We did this by creating a Standard Operating Procedure (SOP) which required every person with a computer access ID to be trained by the IT Department on how to protect their virtual Identity while working and while online. If they didn’t take this training, then they couldn’t access a computer and therefore, no job. This included top management as well, no excuses and no negotiations out of this one.

It seems harsh, but it worked. This training was part of their curriculum training to perform on the job and the HR department made sure that this was included in their employee’s record. Like any other SOP, every time there was a revision, all 100% of employees were required to be retrained.

All of this was possible because there was a structure in place and a willingness to do what was right. From the very beginning, every single employee saw how serious we were with the Identity Management program and everyone from top management down to every single computer user, made sure that everyone was in compliance with the program. This is proof of how indoctrinated we were as a company culture.

A second way to indoctrinate in your company is when you are not a highly regulated company, and usually, the lack of visibility and monitoring from the regulatory agencies creates a certain lack of accountability on cybersecurity training on the personnel working in the company.

In this case, you need to have the initiative and willingness to speak up to your supervisor(s) and top management by creating a similar program and start negotiating what can or can’t be done.

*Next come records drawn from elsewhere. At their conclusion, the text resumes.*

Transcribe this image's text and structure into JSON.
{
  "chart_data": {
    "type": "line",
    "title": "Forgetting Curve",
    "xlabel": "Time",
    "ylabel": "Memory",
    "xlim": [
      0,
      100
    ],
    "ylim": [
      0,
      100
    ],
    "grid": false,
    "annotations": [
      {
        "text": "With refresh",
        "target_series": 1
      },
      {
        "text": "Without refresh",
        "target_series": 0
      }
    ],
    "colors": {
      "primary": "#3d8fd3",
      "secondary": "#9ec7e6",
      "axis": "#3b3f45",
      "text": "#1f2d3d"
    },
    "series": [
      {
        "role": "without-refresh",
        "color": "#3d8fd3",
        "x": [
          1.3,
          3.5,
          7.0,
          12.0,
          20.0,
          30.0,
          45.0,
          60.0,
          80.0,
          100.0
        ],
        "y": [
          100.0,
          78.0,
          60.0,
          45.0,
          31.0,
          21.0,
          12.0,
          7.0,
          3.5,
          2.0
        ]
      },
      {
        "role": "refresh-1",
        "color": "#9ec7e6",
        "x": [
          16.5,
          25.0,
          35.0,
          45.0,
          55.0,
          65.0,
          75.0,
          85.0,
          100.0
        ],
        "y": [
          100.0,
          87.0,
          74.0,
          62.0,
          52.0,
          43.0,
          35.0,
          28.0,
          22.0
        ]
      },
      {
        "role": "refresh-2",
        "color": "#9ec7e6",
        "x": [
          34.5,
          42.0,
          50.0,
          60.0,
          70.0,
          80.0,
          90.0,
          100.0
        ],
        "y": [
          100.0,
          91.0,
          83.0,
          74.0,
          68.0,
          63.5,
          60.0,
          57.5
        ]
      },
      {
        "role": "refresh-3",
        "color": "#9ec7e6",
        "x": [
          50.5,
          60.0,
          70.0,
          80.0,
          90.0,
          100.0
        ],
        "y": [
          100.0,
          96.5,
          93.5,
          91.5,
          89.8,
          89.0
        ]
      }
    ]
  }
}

Trust me, anything you can teach the employees is better than no awareness of how to protect the information and assets in the company.

Read How To Excel in Cybersecurity”, where I explain how I did a similar proposal, without even been a full-time employee for one of the largest newspaper conglomerate corporation.

Every report says to teach computer users on being accountable, and for cybersecurity specialists to be resilient, but no one says “how” to do this and is not just the purpose of the program but the “how” that will determine if a program will succeed or not.

What about your company? Do they at least offer any training on how to protect your identity?